As I try to expand my love of movies (yes, it is possible for it to get bigger) by choosing a foreign film today, I am discovering that I have probably missed out on some great films due to my early prejudices. Yes, I have seen many foreign films in the past but I never went intentionally looking for them - at least not in the theatre. They were always recommended and sometimes people had to persuade me until I would acquiesce. It's not that I didn't like foreign language films but I am such a visual person, so having to read and then see the action always left me feeling like I missed something. So, I am grabbing a glass of red wine now (and silently kicking myself) as I get ready to write the review for Sarah's Key. However, I will hunt down foreign films now to put in my review repertoire.

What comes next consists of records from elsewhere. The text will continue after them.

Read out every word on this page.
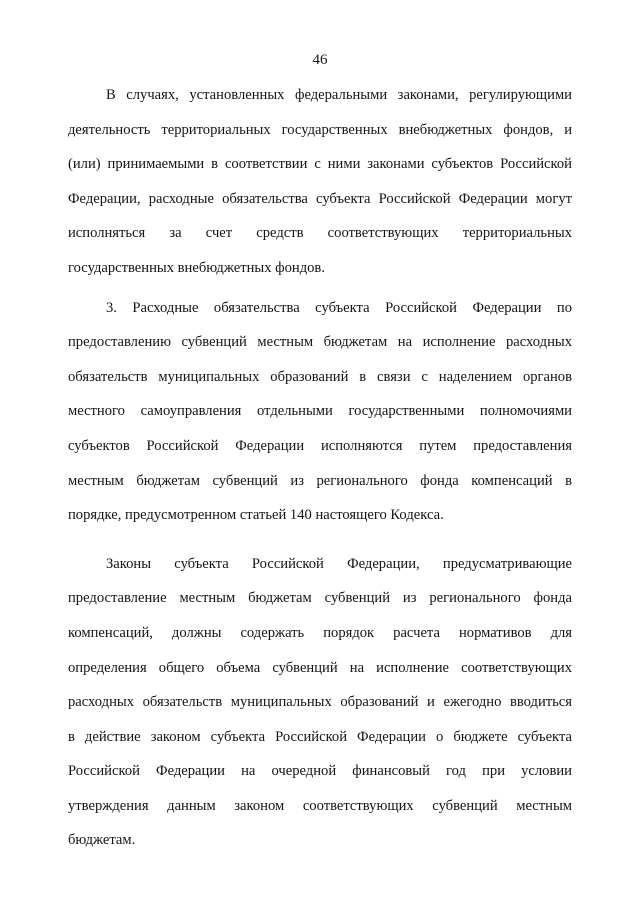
46
В случаях, установленных федеральными законами, регулирующими
деятельность территориальных государственных внебюджетных фондов, и
(или) принимаемыми в соответствии с ними законами субъектов Российской
Федерации, расходные обязательства субъекта Российской Федерации могут
исполняться за счет средств соответствующих территориальных
государственных внебюджетных фондов.
3. Расходные обязательства субъекта Российской Федерации по
предоставлению субвенций местным бюджетам на исполнение расходных
обязательств муниципальных образований в связи с наделением органов
местного самоуправления отдельными государственными полномочиями
субъектов Российской Федерации исполняются путем предоставления
местным бюджетам субвенций из регионального фонда компенсаций в
порядке, предусмотренном статьей 140 настоящего Кодекса.
Законы субъекта Российской Федерации, предусматривающие
предоставление местным бюджетам субвенций из регионального фонда
компенсаций, должны содержать порядок расчета нормативов для
определения общего объема субвенций на исполнение соответствующих
расходных обязательств муниципальных образований и ежегодно вводиться
в действие законом субъекта Российской Федерации о бюджете субъекта
Российской Федерации на очередной финансовый год при условии
утверждения данным законом соответствующих субвенций местным
бюджетам.
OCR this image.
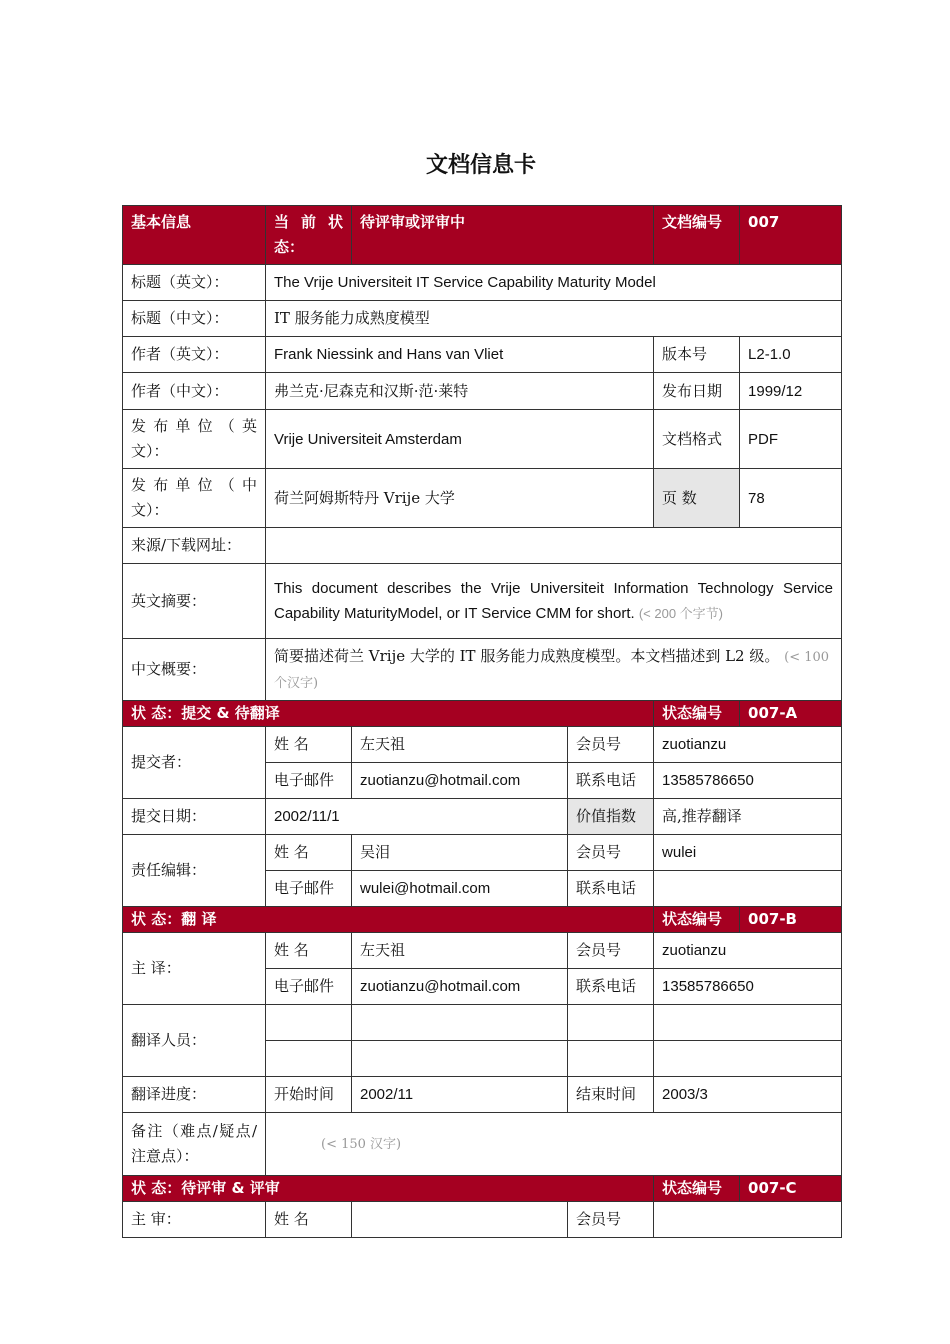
文档信息卡
基本信息	当 前 状 态：	待评审或评审中		文档编号	007
标题（英文）：	The Vrije Universiteit IT Service Capability Maturity Model				
标题（中文）：	IT 服务能力成熟度模型				
作者（英文）：	Frank Niessink and Hans van Vliet			版本号	L2-1.0
作者（中文）：	弗兰克·尼森克和汉斯·范·莱特			发布日期	1999/12
发 布 单 位 （ 英 文）：	Vrije Universiteit Amsterdam			文档格式	PDF
发 布 单 位 （ 中 文）：	荷兰阿姆斯特丹 Vrije 大学			页 数	78
来源/下载网址：					
英文摘要：	This document describes the Vrije Universiteit Information Technology Service Capability MaturityModel, or IT Service CMM for short. (< 200 个字节)				
中文概要：	简要描述荷兰 Vrije 大学的 IT 服务能力成熟度模型。本文档描述到 L2 级。 (< 100 个汉字)				
状 态：提交 & 待翻译				状态编号	007-A
提交者：	姓 名	左天祖	会员号	zuotianzu	
	电子邮件	zuotianzu@hotmail.com	联系电话	13585786650	
提交日期：	2002/11/1		价值指数	高,推荐翻译	
责任编辑：	姓 名	吴泪	会员号	wulei	
	电子邮件	wulei@hotmail.com	联系电话		
状 态：翻 译				状态编号	007-B
主 译：	姓 名	左天祖	会员号	zuotianzu	
	电子邮件	zuotianzu@hotmail.com	联系电话	13585786650	
翻译人员：					

翻译进度：	开始时间	2002/11	结束时间	2003/3	
备注（难点/疑点/注意点）：	(< 150 汉字)				
状 态：待评审 & 评审				状态编号	007-C
主 审：	姓 名		会员号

Now I am not sure where I should start with this review because I am still a little overwhelmed by the story of Sarah's Key. As I stated there are two stories here. The first story-line takes place in modern-day France with Kristin Scott Thomas as a journalist researching the Velodrome d'hiver Round-up but soon discovers a family connection to that time period. I will admit I am not a history buff and wasn't aware of this tragic part of world history until yesterday.
The second story-line has to do with that horrendous moment in time in France in July of 1942. This is where you meet Sarah, a little Jewish girl, who along with her family, is part of the Round-up. Also, this is when Sarah decides something that she has to live with the rest of your life. You know I am not going to tell you, but I will say that when then decision finally reaches the result I was a complete and utter mess.

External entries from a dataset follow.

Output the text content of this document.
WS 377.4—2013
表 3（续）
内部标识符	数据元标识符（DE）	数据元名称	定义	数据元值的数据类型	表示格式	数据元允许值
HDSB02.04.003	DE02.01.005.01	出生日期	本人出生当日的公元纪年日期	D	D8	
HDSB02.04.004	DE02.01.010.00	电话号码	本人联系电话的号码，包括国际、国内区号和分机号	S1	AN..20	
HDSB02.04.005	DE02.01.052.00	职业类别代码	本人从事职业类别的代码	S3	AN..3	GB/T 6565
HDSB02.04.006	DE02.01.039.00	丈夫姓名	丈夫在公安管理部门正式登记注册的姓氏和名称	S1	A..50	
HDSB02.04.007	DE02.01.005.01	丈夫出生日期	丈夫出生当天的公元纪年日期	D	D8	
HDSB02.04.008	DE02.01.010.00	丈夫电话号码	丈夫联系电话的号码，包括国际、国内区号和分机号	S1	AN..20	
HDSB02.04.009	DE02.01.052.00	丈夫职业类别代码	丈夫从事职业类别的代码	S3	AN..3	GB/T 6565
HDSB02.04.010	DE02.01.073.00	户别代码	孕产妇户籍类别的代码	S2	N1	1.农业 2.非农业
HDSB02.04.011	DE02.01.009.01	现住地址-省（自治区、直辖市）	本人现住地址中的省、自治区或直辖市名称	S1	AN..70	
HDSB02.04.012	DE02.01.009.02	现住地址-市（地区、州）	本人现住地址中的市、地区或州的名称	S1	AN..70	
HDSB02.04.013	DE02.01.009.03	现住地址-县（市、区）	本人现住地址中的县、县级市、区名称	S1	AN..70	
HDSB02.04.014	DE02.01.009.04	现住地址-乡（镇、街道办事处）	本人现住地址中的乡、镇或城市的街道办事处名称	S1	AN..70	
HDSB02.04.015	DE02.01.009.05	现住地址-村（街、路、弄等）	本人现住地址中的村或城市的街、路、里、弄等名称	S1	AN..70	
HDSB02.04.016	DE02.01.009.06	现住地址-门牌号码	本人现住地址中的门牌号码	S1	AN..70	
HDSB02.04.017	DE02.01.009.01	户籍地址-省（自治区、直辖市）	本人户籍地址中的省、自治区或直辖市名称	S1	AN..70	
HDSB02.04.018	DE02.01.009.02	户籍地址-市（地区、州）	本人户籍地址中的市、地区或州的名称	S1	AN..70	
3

I believe many of this story needs to stay a mystery, not just for my normal secretive reviews, but to allow you to fully immerse yourself in these two stories. The modern-day and the past tale go back and forth not so much symbiotically but, I think, for an emotional release. Sometimes during the harshest parts, the emotional aspects of the past tragedy, it was nice break to come out of that tale. And I will say for the first half there were some parts that were hard to witness.

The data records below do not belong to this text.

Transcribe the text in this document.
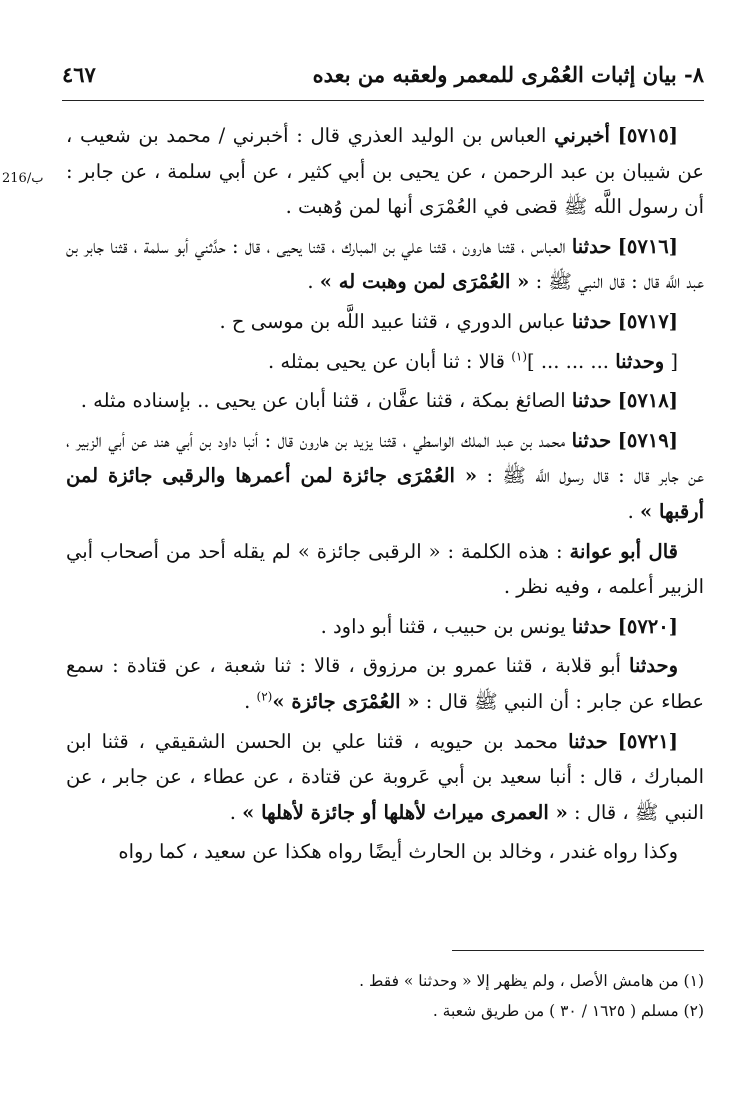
٨- بيان إثبات العُمْرى للمعمر ولعقبه من بعده
٤٦٧
216/ب

[٥٧١٥] أخبرني العباس بن الوليد العذري قال : أخبرني / محمد بن شعيب ، عن شيبان بن عبد الرحمن ، عن يحيى بن أبي كثير ، عن أبي سلمة ، عن جابر : أن رسول اللَّه ﷺ قضى في العُمْرَى أنها لمن وُهبت .

[٥٧١٦] حدثنا العباس ، قثنا هارون ، قثنا علي بن المبارك ، قثنا يحيى ، قال : حدَّثني أبو سلمة ، قثنا جابر بن عبد اللَّه قال : قال النبي ﷺ : « العُمْرَى لمن وهبت له » .

[٥٧١٧] حدثنا عباس الدوري ، قثنا عبيد اللَّه بن موسى ح .

[ وحدثنا ... ... ... ]$^{(١)}$ قالا : ثنا أبان عن يحيى بمثله .

[٥٧١٨] حدثنا الصائغ بمكة ، قثنا عفَّان ، قثنا أبان عن يحيى .. بإسناده مثله .

[٥٧١٩] حدثنا محمد بن عبد الملك الواسطي ، قثنا يزيد بن هارون قال : أنبا داود بن أبي هند عن أبي الزبير ، عن جابر قال : قال رسول اللَّه ﷺ : « العُمْرَى جائزة لمن أعمرها والرقبى جائزة لمن أرقبها » .

قال أبو عوانة : هذه الكلمة : « الرقبى جائزة » لم يقله أحد من أصحاب أبي الزبير أعلمه ، وفيه نظر .

[٥٧٢٠] حدثنا يونس بن حبيب ، قثنا أبو داود .

وحدثنا أبو قلابة ، قثنا عمرو بن مرزوق ، قالا : ثنا شعبة ، عن قتادة : سمع عطاء عن جابر : أن النبي ﷺ قال : « العُمْرَى جائزة »$^{(٢)}$ .

[٥٧٢١] حدثنا محمد بن حيويه ، قثنا علي بن الحسن الشقيقي ، قثنا ابن المبارك ، قال : أنبا سعيد بن أبي عَروبة عن قتادة ، عن عطاء ، عن جابر ، عن النبي ﷺ ، قال : « العمرى ميراث لأهلها أو جائزة لأهلها » .

وكذا رواه غندر ، وخالد بن الحارث أيضًا رواه هكذا عن سعيد ، كما رواه

(١) من هامش الأصل ، ولم يظهر إلا « وحدثنا » فقط .

(٢) مسلم ( ١٦٢٥ / ٣٠ ) من طريق شعبة .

The modern-day story line was interesting but not nearly as tragic or emotional as the other story. Yes, this is cryptic but a lot of this story was about a woman, Scott Thomas, researching her husband's family connection to those two horrendous days 60+ years ago. I want to keep it a mystery for you all.
The acting was very good. Of course, Kristin Scott Thomas was spectacular (and is one of the most beautiful women on-screen today) but there were a few others that I have to mention. There was Niels Arestrup. I think I recognized him but I am still not sure from what. Here was this elderly man with the kindest blue eyes that showed extreme compassion for the little girl, Sarah. Some of his expressions just moved me. That is why I have to mention him even though he isn't in the movie very much.
However, the one who stole the entire movie was the little girl who played the young Sarah, Melusine Mayance. She was amazing. She had to show high and extreme emotions that not many of us ever have to come close to. There was one scene that proved this little girl can act - which I won't describe - but I was hoping the others in the theatre didn't hear me sobbing during it. Her performance caused my reaction and, OK, I am a little sensitive but this scene was really the heart of the movie.
Sarah's Key is an excellent movie but I will admit the ending became a little slow or convoluted. Plus, the emotional draw to the story lines had already reached their pinnacle but the movie-makers kept trying to drag a little more out. I don't think it was as powerful but still an outstanding film overall.
Don't let the subtitles keep you away. Sarah's Key is worth it. (Based on the novel by Tatiana De Rosnay.)
My favorite part: Realizing I could read the subtitles and still watch the movie and catch every nuance.
My least favorite part: Learning that things like the Velodrome actually happened.
Note: Sarah's Key has already been released overseas late last year but only just opened here in the US this past month. I believe the film is already available for rental or downloading outside of the US.